The shooting happened Tuesday around lunch time. Officers surrounded the area near the school and found the boy inside a bathroom at the Southwest Pool/Teen Life Center, just across the street from Chief Sealth. Medics attempted to save his life, but he was declared dead at the scene.

Previous coverage: 15-year-old killed in West Seattle restroom identified

Officers did not find a gun at the scene and police did not name any suspects. Speaking to reporters, Seattle Police Chief Adrian Diaz said the circumstances leading up to the shooting were unclear, but that no fights were reported.

Students inside Chief Sealth reportedly sheltered in place. SPS’ Chief of Staff Beverly Redmond later issued a letter to parents, advising them the boy was a student at Chief Sealth; that after-school activities were canceled and that schools would be open the next day. It also suggested proper ways to address the topic with their own children.

Since then, the Seattle Police Department (SPD) has revealed few details about the investigation. The department said Tuesday it is “too early” to call this a homicide.

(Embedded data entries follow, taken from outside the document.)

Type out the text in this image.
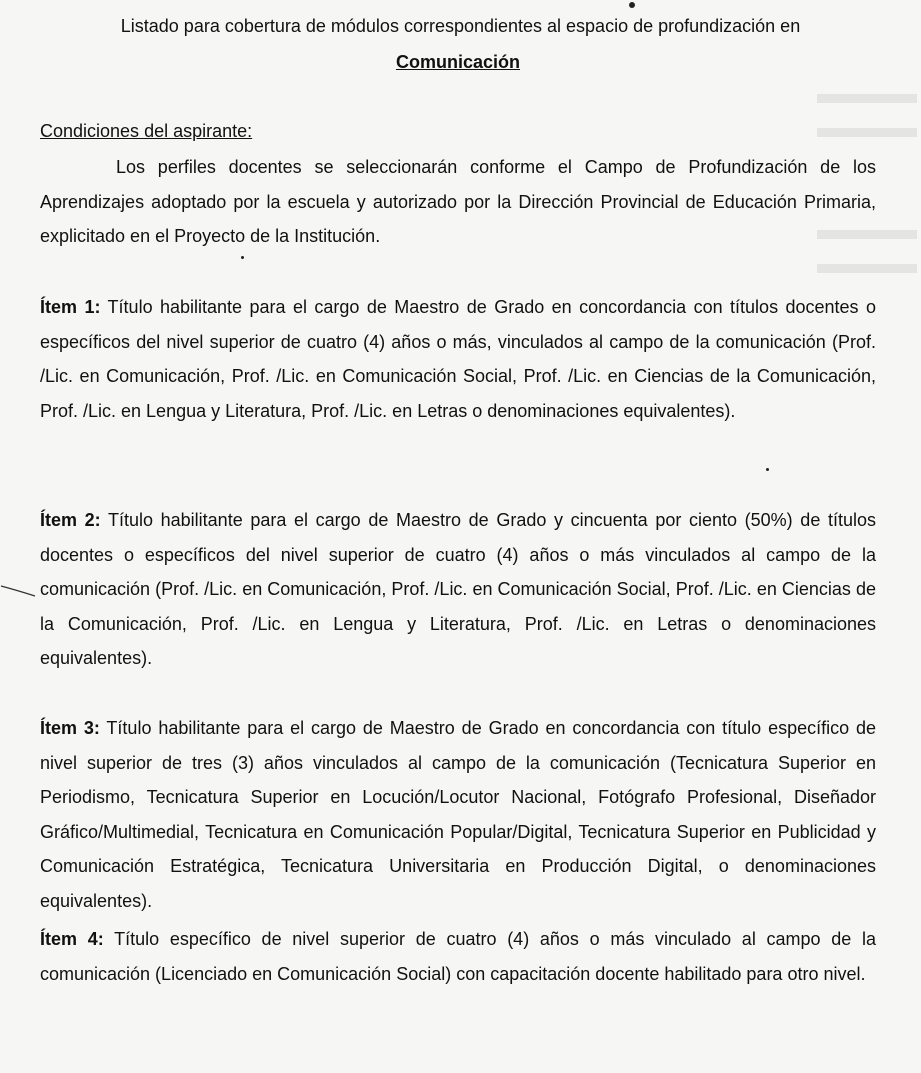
Listado para cobertura de módulos correspondientes al espacio de profundización en
Comunicación

Condiciones del aspirante:

Los perfiles docentes se seleccionarán conforme el Campo de Profundización de los Aprendizajes adoptado por la escuela y autorizado por la Dirección Provincial de Educación Primaria, explicitado en el Proyecto de la Institución.

Ítem 1: Título habilitante para el cargo de Maestro de Grado en concordancia con títulos docentes o específicos del nivel superior de cuatro (4) años o más, vinculados al campo de la comunicación (Prof. /Lic. en Comunicación, Prof. /Lic. en Comunicación Social, Prof. /Lic. en Ciencias de la Comunicación, Prof. /Lic. en Lengua y Literatura, Prof. /Lic. en Letras o denominaciones equivalentes).

Ítem 2: Título habilitante para el cargo de Maestro de Grado y cincuenta por ciento (50%) de títulos docentes o específicos del nivel superior de cuatro (4) años o más vinculados al campo de la comunicación (Prof. /Lic. en Comunicación, Prof. /Lic. en Comunicación Social, Prof. /Lic. en Ciencias de la Comunicación, Prof. /Lic. en Lengua y Literatura, Prof. /Lic. en Letras o denominaciones equivalentes).

Ítem 3: Título habilitante para el cargo de Maestro de Grado en concordancia con título específico de nivel superior de tres (3) años vinculados al campo de la comunicación (Tecnicatura Superior en Periodismo, Tecnicatura Superior en Locución/Locutor Nacional, Fotógrafo Profesional, Diseñador Gráfico/Multimedial, Tecnicatura en Comunicación Popular/Digital, Tecnicatura Superior en Publicidad y Comunicación Estratégica, Tecnicatura Universitaria en Producción Digital, o denominaciones equivalentes).

Ítem 4: Título específico de nivel superior de cuatro (4) años o más vinculado al campo de la comunicación (Licenciado en Comunicación Social) con capacitación docente habilitado para otro nivel.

No definitive classification of the death has come in the six days since the shooting, despite the King County Medical Examiner’s Office releasing the boy’s identity in a list published Thursday. The medical examiner’s records the cause and manner of the 15-year-old’s death are listed as “pending,” noting SPD’s ongoing investigation.

Other news: Owner of Pasco bikini barista stand charged with child sex crimes in Pierce County

When asked Monday morning, SPD told KIRO Newsradio in an email it had no update to the investigation. A spokesperson referred all questions to what the department already posted on its blog, the SPD Blotter.

The lack of clarity has left community members scratching their heads, unsure whether the shooting was intentional or not.